Холодно. Кончики пальцев окоченели, стали гладкими и твердыми, как камень. Я в сарае, среди наваленных сюда досок, горшков, семян, мотков мерной бечевы, нуждающихся в новой оплетке стульев, среди ветхого хлама. Здесь скопилась пена жизни. И я среди всего этого. Я сам сюда пришел. Мне надо уединиться, чтобы попытаться навести порядок в этой жуткой истории.
Мы живем в нашем доме чуть меньше десяти лет. Оставили прежнюю лачугу и перебрались сюда, когда я смог купить его на деньги, сэкономленные из моего жалованья и вырученные за вышивки Эмелии. Мэтр Кнопф с силой пожал мне обе руки, когда я подписал своим именем акт о продаже:
– Вот теперь ты по-настоящему у себя дома, Бродек. Никогда не забывай, что дом – это как целая страна.
Потом сходил за вином, и мы с ним чокнулись, только вдвоем, потому что продавец отказался от стакана, который ему протянул нотариус. Его звали Рудольф Сакс, он носил монокль и белые перчатки, нарочно приехал из S. и смотрел на нас очень свысока, словно жил на белом облаке, а мы в навозной жиже. Дом принадлежал его двоюродным дедам, которых он, впрочем, никогда не знал.
Лачугу нам предоставили, когда мы только пришли сюда с Федориной и ее тележкой.
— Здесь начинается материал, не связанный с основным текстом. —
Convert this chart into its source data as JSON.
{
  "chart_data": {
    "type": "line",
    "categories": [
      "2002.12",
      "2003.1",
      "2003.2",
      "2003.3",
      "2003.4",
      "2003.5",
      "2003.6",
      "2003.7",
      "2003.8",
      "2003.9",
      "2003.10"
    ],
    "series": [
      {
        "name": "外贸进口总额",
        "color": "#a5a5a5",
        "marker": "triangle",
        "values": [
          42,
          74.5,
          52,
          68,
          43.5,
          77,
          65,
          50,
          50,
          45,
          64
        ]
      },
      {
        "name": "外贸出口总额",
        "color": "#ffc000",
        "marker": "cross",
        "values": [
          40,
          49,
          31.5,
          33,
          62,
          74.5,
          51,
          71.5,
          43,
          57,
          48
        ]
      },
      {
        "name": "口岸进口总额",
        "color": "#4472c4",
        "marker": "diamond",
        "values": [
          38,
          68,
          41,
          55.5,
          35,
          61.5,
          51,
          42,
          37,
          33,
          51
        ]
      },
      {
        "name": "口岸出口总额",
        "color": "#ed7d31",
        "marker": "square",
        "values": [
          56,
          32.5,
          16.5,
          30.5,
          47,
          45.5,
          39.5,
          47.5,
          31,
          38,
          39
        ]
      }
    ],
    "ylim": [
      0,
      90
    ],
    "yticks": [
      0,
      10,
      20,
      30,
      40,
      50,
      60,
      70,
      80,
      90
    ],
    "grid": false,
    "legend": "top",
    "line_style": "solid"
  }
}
Теперь уж тому больше тридцати лет. Пришли с другого конца света. Наше путешествие длилось недели, словно нескончаемый сон. Мы шли через границы, реки, пейзажи, ущелья, города, мосты, языки, народы, поля и леса. Я сидел на тележке, как маленький государь, приникнув к узлам и брюшку кролика, по-прежнему смотревшего на меня бархатными глазами. Каждый день Федорина кормила меня хлебом, яблоками и салом, которые доставала из больших синих холщовых мешков, а еще словами, которые запихивала мне в ухо, а я должен был извлечь их из своего рта.
А потом однажды мы пришли в эту деревню, которая стала нашей. Федорина остановила свою тележку перед церковью и дала мне размять ноги. Это было время, когда еще никто не боялся чужестранцев, даже если они были беднейшими из бедняков. Нас окружили. Пришли женщины, принесли нам попить и поесть. Я помню также лица мужчин, которые оттащили тележку к лачуге, не позволив Федорине сделать малейшее усилие. Потом был священник Пайпер, тогда еще молодой и пылкий, еще веривший в то, что говорил, и мэр, старик с большими белыми усами и хвостом на затылке, по имени Зибелиус Краспах, который в прежние времена служил офицером военно-медицинской службы в имперской армии. Нас поселили в лачуге, дав нам понять, что мы можем здесь остаться хоть на ночь, хоть на годы. Там была большая железная печка, еловая кровать, шкаф, стол, три стула и еще одна комната, пустая. У деревянных стен был какой-то теплый и мягкий, медовый цвет. Там было тепло. Иногда ночью слышался шепот ветра в ветвях высоких пихт, росших совсем рядом, да потрескивание дерева, которое ласкала своим дыханием печка. Я там заснул, думая о белках, барсуках и дроздах. Это был рай.